Put in place during a simpler time, the will-serve model is not suited for an era where the needs of certain customers are growing exponentially compared to others. Responding to requests from speculative investors is tying up power without an actual project and true demand behind it. Indeed, building out infrastructure and generation capacity to respond to these requests could take years, with costs shared among all ratepayers. If the hypothetical data center project falls through, investors and customers are left holding the bag.
The important thing to note is, this is the exception, not the norm. Utility providers need to be equipped to distinguish between demand requests and empowered to serve real demand.
My company takes a different approach, one built on active partnership and a commitment to equitable solutions. It’s what we call a co-serve model, in contrast to the outdated will-serve model under which utilities have historically functioned and some developers rely. We partner with utility providers and work closely with them to prevent costs stemming from our power request being passed on to ratepayers in the communities where we build. We ask a lot, so we give a lot. We don’t do what “fly-by-night” developers tend to do and “demand dump” we’re partners in planning, risk sharing and capital costs.
For example, in north Texas, we helped secure the right of way for transmission lines at a cost of nearly $20 million. We invested private capital in substation development to the tune of $52.5 million. We paid private dollars to avoid passing those costs on to ratepayers. And while that infrastructure supports our South Dallas data center campus, it also supports grid reliability and service to the local community. As a private company, we have greater flexibility with our capital and can make infrastructure investments that would take years for a public utility to make. These projects serve the greater good.
The Harvard Law paper really hinges on the notion that large industrial users pay individualized rates that are negotiated with the utility and often require state utility commission approval. That is true and it has been my company’s experience with the utilities we work with that they go to great lengths to ensure we, as commercial and industrial users, pay a rate commensurate with the volume of take and bear the burden of cost to upgrade infrastructure and expand capacity. Creative tariffs, which ensure C&I customers pay a larger share, can help alleviate any burden to household ratepayers, while maintaining the benefits of grid improvements made by data centers, without bearing the cost of capacity expansion.
The study acknowledges that the growing national market for electricity service driven by data centers is not just inevitable but necessary. I would add, a slowdown in digital infrastructure development could exacerbate cybersecurity risks and threaten global competitiveness. Cloud computing is central to all of our lives today. AI brings huge advantages to the way we work, our economy and domestic security, and represents an opportunity to modernize the grid with massive private investments in transmission and generation. We need it to flourish and believe that it can be done responsibly, with large users bearing responsibility so that consumers do not carry that burden.

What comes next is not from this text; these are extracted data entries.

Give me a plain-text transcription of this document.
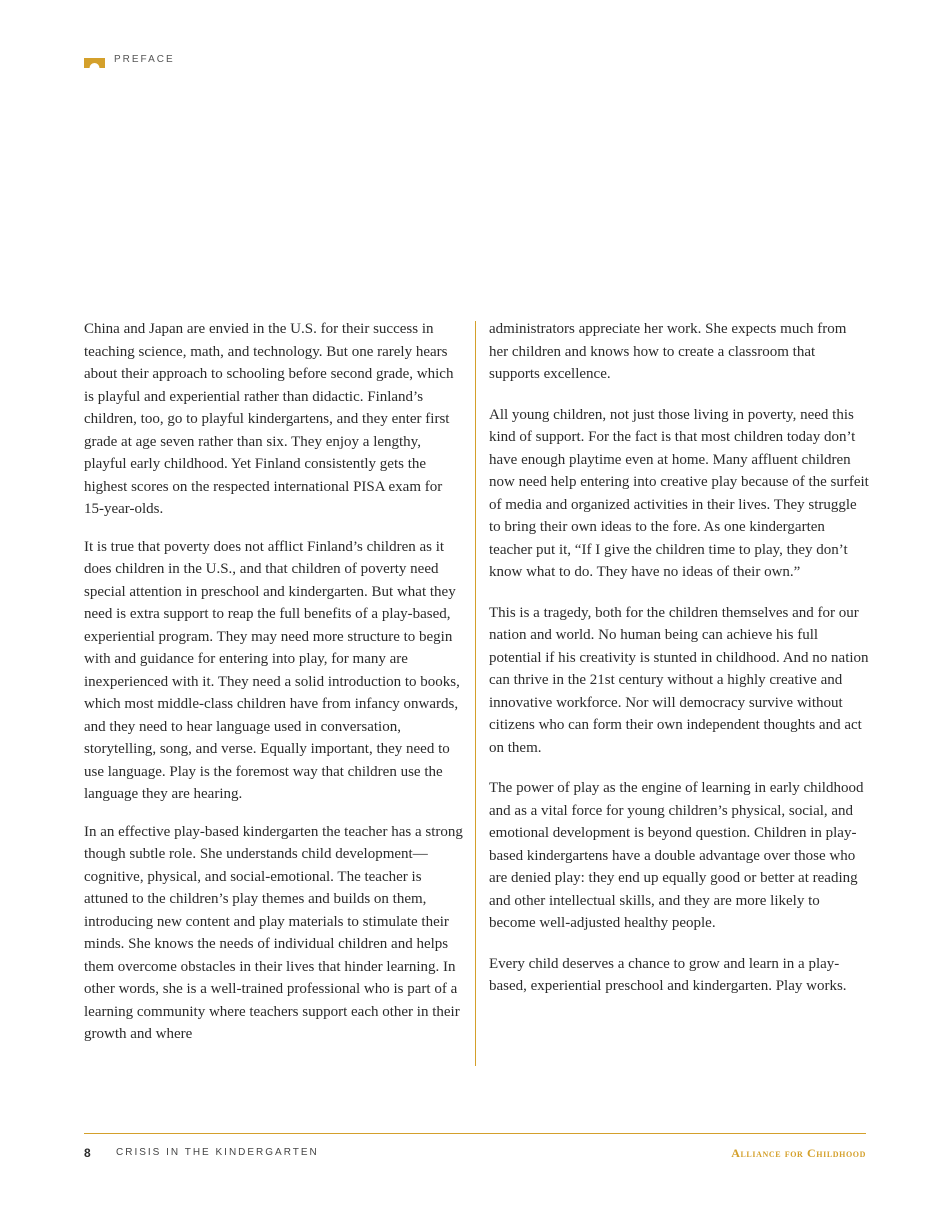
PREFACE

China and Japan are envied in the U.S. for their success in teaching science, math, and technology. But one rarely hears about their approach to schooling before second grade, which is playful and experiential rather than didactic. Finland’s children, too, go to playful kindergartens, and they enter first grade at age seven rather than six. They enjoy a lengthy, playful early childhood. Yet Finland consistently gets the highest scores on the respected international PISA exam for 15-year-olds.

It is true that poverty does not afflict Finland’s children as it does children in the U.S., and that children of poverty need special attention in preschool and kindergarten. But what they need is extra support to reap the full benefits of a play-based, experiential program. They may need more structure to begin with and guidance for entering into play, for many are inexperienced with it. They need a solid introduction to books, which most middle-class children have from infancy onwards, and they need to hear language used in conversation, storytelling, song, and verse. Equally important, they need to use language. Play is the foremost way that children use the language they are hearing.

In an effective play-based kindergarten the teacher has a strong though subtle role. She understands child development—cognitive, physical, and social-emotional. The teacher is attuned to the children’s play themes and builds on them, introducing new content and play materials to stimulate their minds. She knows the needs of individual children and helps them overcome obstacles in their lives that hinder learning. In other words, she is a well-trained professional who is part of a learning community where teachers support each other in their growth and where

administrators appreciate her work. She expects much from her children and knows how to create a classroom that supports excellence.

All young children, not just those living in poverty, need this kind of support. For the fact is that most children today don’t have enough playtime even at home. Many affluent children now need help entering into creative play because of the surfeit of media and organized activities in their lives. They struggle to bring their own ideas to the fore. As one kindergarten teacher put it, “If I give the children time to play, they don’t know what to do. They have no ideas of their own.”

This is a tragedy, both for the children themselves and for our nation and world. No human being can achieve his full potential if his creativity is stunted in childhood. And no nation can thrive in the 21st century without a highly creative and innovative workforce. Nor will democracy survive without citizens who can form their own independent thoughts and act on them.

The power of play as the engine of learning in early childhood and as a vital force for young children’s physical, social, and emotional development is beyond question. Children in play-based kindergartens have a double advantage over those who are denied play: they end up equally good or better at reading and other intellectual skills, and they are more likely to become well-adjusted healthy people.

Every child deserves a chance to grow and learn in a play-based, experiential preschool and kindergarten. Play works.

8	CRISIS IN THE KINDERGARTEN	Alliance for Childhood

Through close collaboration, risk sharing and embracing innovative solutions like the co-serve model, we can address the power challenges of the digital age in a way that fosters long-term growth, strengthens the energy grid and ensures a more equitable distribution of costs and benefits for all. The “AI train has left the station,” and by working together, we can ensure it stays on the rails, reaping the rewards for our economy and national security without unfairly burdening the public.